Challenge modes can't be queued for like normal or heroic dungeons; you must travel to the instances and start them yourself (at least until you start getting golds and can teleport to them). Doing so will illuminate why so few people enjoyed having to do this in the age before the Dungeon Finder.
Right-click your character portrait, scroll down to instance difficulty, and click the Challenge Mode option. The instance portal will change to the hourglass graphic above. Enter and you'll find the path forward blocked by a yellow mist with a sundial in front and a list of the dungeon's requirements on your right. Clicking the sundial will give you the option to start the challenge. Once you accept, you'll get a countdown from 5, and then you're off to the races.

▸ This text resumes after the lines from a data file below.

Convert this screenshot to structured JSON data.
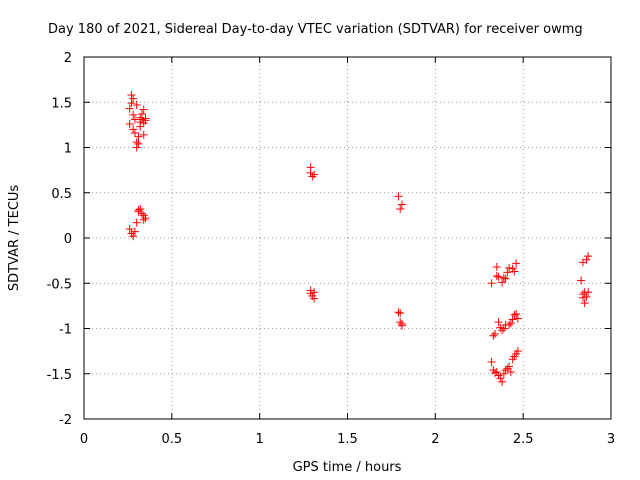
{
  "chart_data": {
    "type": "scatter",
    "title": "Day 180 of 2021, Sidereal Day-to-day VTEC variation (SDTVAR) for receiver owmg",
    "xlabel": "GPS time / hours",
    "ylabel": "SDTVAR / TECUs",
    "xlim": [
      0,
      3
    ],
    "ylim": [
      -2,
      2
    ],
    "xticks": [
      0,
      0.5,
      1,
      1.5,
      2,
      2.5,
      3
    ],
    "xtick_labels": [
      "0",
      "0.5",
      "1",
      "1.5",
      "2",
      "2.5",
      "3"
    ],
    "yticks": [
      -2,
      -1.5,
      -1,
      -0.5,
      0,
      0.5,
      1,
      1.5,
      2
    ],
    "ytick_labels": [
      "-2",
      "-1.5",
      "-1",
      "-0.5",
      "0",
      "0.5",
      "1",
      "1.5",
      "2"
    ],
    "grid": true,
    "marker": "+",
    "color": "#ff0000",
    "series": [
      {
        "name": "owmg",
        "points": [
          [
            0.26,
            1.26
          ],
          [
            0.26,
            1.43
          ],
          [
            0.27,
            1.49
          ],
          [
            0.27,
            1.58
          ],
          [
            0.28,
            1.54
          ],
          [
            0.28,
            1.36
          ],
          [
            0.28,
            1.2
          ],
          [
            0.29,
            1.16
          ],
          [
            0.29,
            1.31
          ],
          [
            0.3,
            1.47
          ],
          [
            0.3,
            1.0
          ],
          [
            0.3,
            1.06
          ],
          [
            0.31,
            1.04
          ],
          [
            0.31,
            1.12
          ],
          [
            0.32,
            1.23
          ],
          [
            0.32,
            1.28
          ],
          [
            0.32,
            1.33
          ],
          [
            0.33,
            1.31
          ],
          [
            0.33,
            1.37
          ],
          [
            0.34,
            1.27
          ],
          [
            0.34,
            1.42
          ],
          [
            0.34,
            1.14
          ],
          [
            0.35,
            1.3
          ],
          [
            0.35,
            1.32
          ],
          [
            0.26,
            0.1
          ],
          [
            0.27,
            0.05
          ],
          [
            0.28,
            0.02
          ],
          [
            0.29,
            0.07
          ],
          [
            0.3,
            0.17
          ],
          [
            0.31,
            0.31
          ],
          [
            0.31,
            0.29
          ],
          [
            0.32,
            0.32
          ],
          [
            0.33,
            0.27
          ],
          [
            0.34,
            0.25
          ],
          [
            0.34,
            0.2
          ],
          [
            0.35,
            0.22
          ],
          [
            1.29,
            0.78
          ],
          [
            1.29,
            0.72
          ],
          [
            1.3,
            0.68
          ],
          [
            1.31,
            0.7
          ],
          [
            1.29,
            -0.58
          ],
          [
            1.29,
            -0.61
          ],
          [
            1.3,
            -0.64
          ],
          [
            1.31,
            -0.67
          ],
          [
            1.31,
            -0.6
          ],
          [
            1.79,
            0.46
          ],
          [
            1.8,
            0.32
          ],
          [
            1.81,
            0.37
          ],
          [
            1.79,
            -0.82
          ],
          [
            1.8,
            -0.83
          ],
          [
            1.8,
            -0.93
          ],
          [
            1.81,
            -0.97
          ],
          [
            1.81,
            -0.95
          ],
          [
            2.32,
            -0.5
          ],
          [
            2.33,
            -1.08
          ],
          [
            2.34,
            -1.06
          ],
          [
            2.35,
            -0.42
          ],
          [
            2.35,
            -0.32
          ],
          [
            2.36,
            -0.43
          ],
          [
            2.36,
            -0.93
          ],
          [
            2.37,
            -0.99
          ],
          [
            2.38,
            -1.02
          ],
          [
            2.38,
            -0.49
          ],
          [
            2.39,
            -0.44
          ],
          [
            2.39,
            -1.0
          ],
          [
            2.4,
            -0.96
          ],
          [
            2.4,
            -0.45
          ],
          [
            2.41,
            -0.38
          ],
          [
            2.42,
            -0.33
          ],
          [
            2.42,
            -0.96
          ],
          [
            2.43,
            -0.94
          ],
          [
            2.44,
            -0.34
          ],
          [
            2.44,
            -0.9
          ],
          [
            2.45,
            -0.37
          ],
          [
            2.45,
            -0.85
          ],
          [
            2.46,
            -0.28
          ],
          [
            2.46,
            -0.84
          ],
          [
            2.47,
            -0.89
          ],
          [
            2.32,
            -1.37
          ],
          [
            2.33,
            -1.46
          ],
          [
            2.34,
            -1.49
          ],
          [
            2.35,
            -1.48
          ],
          [
            2.36,
            -1.52
          ],
          [
            2.37,
            -1.55
          ],
          [
            2.38,
            -1.59
          ],
          [
            2.39,
            -1.5
          ],
          [
            2.4,
            -1.46
          ],
          [
            2.41,
            -1.44
          ],
          [
            2.42,
            -1.42
          ],
          [
            2.43,
            -1.48
          ],
          [
            2.44,
            -1.34
          ],
          [
            2.45,
            -1.31
          ],
          [
            2.46,
            -1.28
          ],
          [
            2.47,
            -1.25
          ],
          [
            2.83,
            -0.47
          ],
          [
            2.84,
            -0.27
          ],
          [
            2.84,
            -0.62
          ],
          [
            2.84,
            -0.66
          ],
          [
            2.85,
            -0.72
          ],
          [
            2.85,
            -0.6
          ],
          [
            2.86,
            -0.24
          ],
          [
            2.86,
            -0.65
          ],
          [
            2.87,
            -0.6
          ],
          [
            2.87,
            -0.2
          ]
        ]
      }
    ]
  }
}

Be sure to pre-pot!
For the first time you do every challenge, it's generally best not to reset for every mistake (which is something we did and regretted). Do the dungeon from beginning to end no matter how many wipes it takes. Learn the pulls, identify where you'll be using invisibility potions, and complete the objectives. A group that keeps pecking at a dungeon can manage all bronzes, and probably even silvers, without doing anything special.
How quickly can we finish all 9? Progress will depend on how prepared your group is and how quickly people get used to the CC and cooldown requirements that allow a group to move briskly. As always, the Schedule Boss is an omnipresent concern. Great is she, and terrible as the dawn.

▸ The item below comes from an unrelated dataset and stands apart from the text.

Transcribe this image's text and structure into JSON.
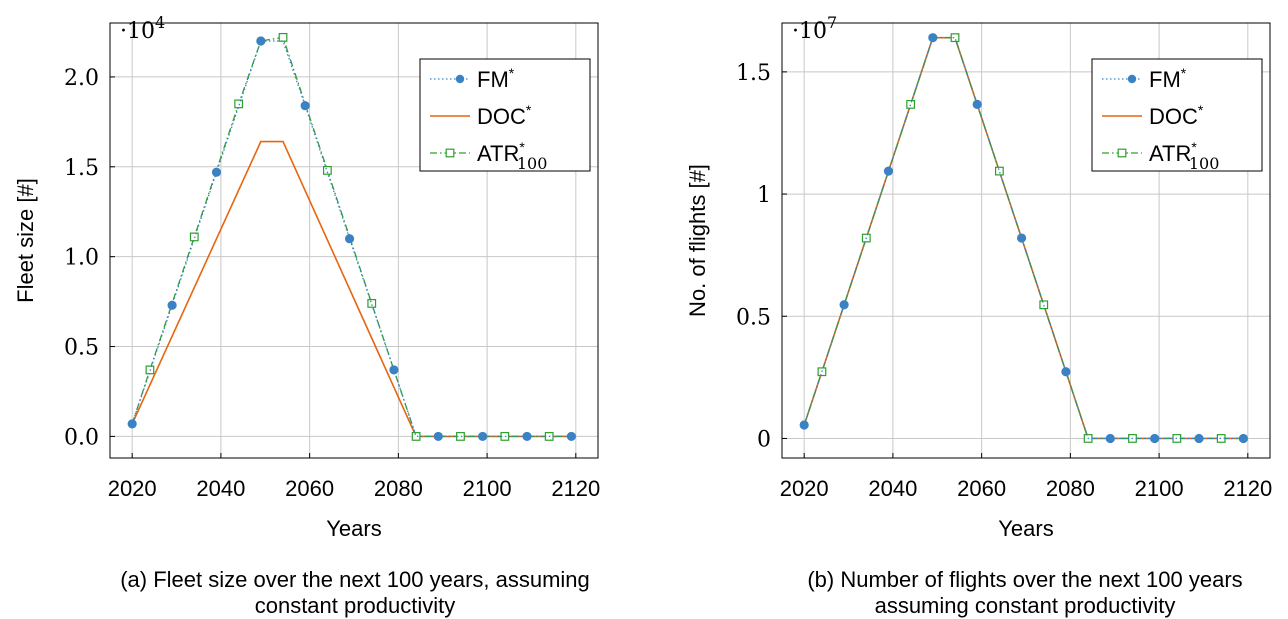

My group worked on the weekends on and off for about a month. A plurality of our time was spent in the first two dungeons we did, which were Gate and Scholomance. Once we'd gotten gold in these two (and whenever we could get everyone online at the same time), the group knew what to expect and golds started raining from the skies. Experienced groups running challenge modes for valor or a paying customer can knock out all 9 golds in around three hours.
On the subject of bad nights: Sometimes due to a combination of circumstances beyond your control (someone doesn't show up, computers go boom, a key member keeps lagging, sunspots, each and every single one of you has by unspoken agreement decided to suck all at once), you will have an awful night. Just walk away and come back later. Banging your head against a wall won't do any good, and things usually turn out better when people have had some time to think about how to improve a run. Take a break, watch some videos, and come back for another try later.